A separate DSS environment would be the ideal solution proposed by this experimental project – which I am calling Project SB, for Sandbox.

Theoretically, this environment could be hosted on an end user’s local machine; alternatively, it could be hosted in the cloud on a Saas basis. 

For example, an end user (such as a store owner, or someone who is authorized to examine transactional data) may wish to know how many widgets were sold between time t1 and t2, and group the result of this query by price.

An end-user should be able to formulate such a query as simply as possible – without needing to write extremely complex SQL statements or add mysterious PHP snippets to a child theme that they might be asked to create.

It  is even possible to envision the implementation of a DSS/Analytical database in a SaaS model using, say,  MariaDB’s AX new columnar storage engine (4), that would keep the DSS and transactional envs in sync in quasi real time.

 
  1. see https://mariadb.com/kb/en/library/system-versioned-tables/
  2. see https://mariadb.com/kb/en/library/mariadb-audit-plugin/
  3. see https://codex.wordpress.org/Database_Description
  4. see https://mariadb.com/kb/en/library/mariadb-columnstore

Woo: Relational in Name Only

In case you didn’t already know this: Woo uses a hybrid quasi-relational / EVA NoSQL data model.

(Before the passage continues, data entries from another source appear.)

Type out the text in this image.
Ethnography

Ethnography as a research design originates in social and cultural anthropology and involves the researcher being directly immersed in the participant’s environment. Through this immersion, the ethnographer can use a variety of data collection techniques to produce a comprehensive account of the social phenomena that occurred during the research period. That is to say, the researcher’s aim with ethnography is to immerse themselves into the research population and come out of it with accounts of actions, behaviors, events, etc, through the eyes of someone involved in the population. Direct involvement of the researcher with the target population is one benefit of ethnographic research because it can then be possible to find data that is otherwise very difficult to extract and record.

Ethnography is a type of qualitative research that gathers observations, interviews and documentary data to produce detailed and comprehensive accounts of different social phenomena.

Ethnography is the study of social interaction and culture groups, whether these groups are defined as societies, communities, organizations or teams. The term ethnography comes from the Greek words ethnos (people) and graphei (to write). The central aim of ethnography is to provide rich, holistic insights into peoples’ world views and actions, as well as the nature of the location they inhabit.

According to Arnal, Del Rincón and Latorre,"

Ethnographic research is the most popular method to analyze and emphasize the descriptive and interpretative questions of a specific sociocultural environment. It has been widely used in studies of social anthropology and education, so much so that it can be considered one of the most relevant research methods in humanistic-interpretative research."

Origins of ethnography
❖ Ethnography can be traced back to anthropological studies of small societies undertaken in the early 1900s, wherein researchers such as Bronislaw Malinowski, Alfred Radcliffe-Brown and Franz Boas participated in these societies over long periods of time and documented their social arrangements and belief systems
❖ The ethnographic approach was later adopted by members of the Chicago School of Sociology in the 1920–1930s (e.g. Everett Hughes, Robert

It is implemented on top of WP’s underlying, equally non-relational meta schema, which runs atop MySQL or MariaDB.

The WP data model was designed initially to provide data persistence to an early CMS system. It allowed the addition of n-number of attributes to a post entity type, as needs evolved.

At its core,  the WP data model consists of rows  in a centrally important table that can be joined via a SELECT statement to a vertically structured (i.e., “thin”) table which specifies whatever attributes (instantiated as rows) WP would need, as time went by, for its post and, later, page types.

This has performance implications.

Also, partly because of WP’s flexible,”meta” structure, Woo does not make “normal” usage of Primary and Foreign relationships — business rules are implemented via PHP code. This leads to maintainability issues.

Moreover, Woo uses serialization, which makes its db non portable and violates the relational model’s scalar rule.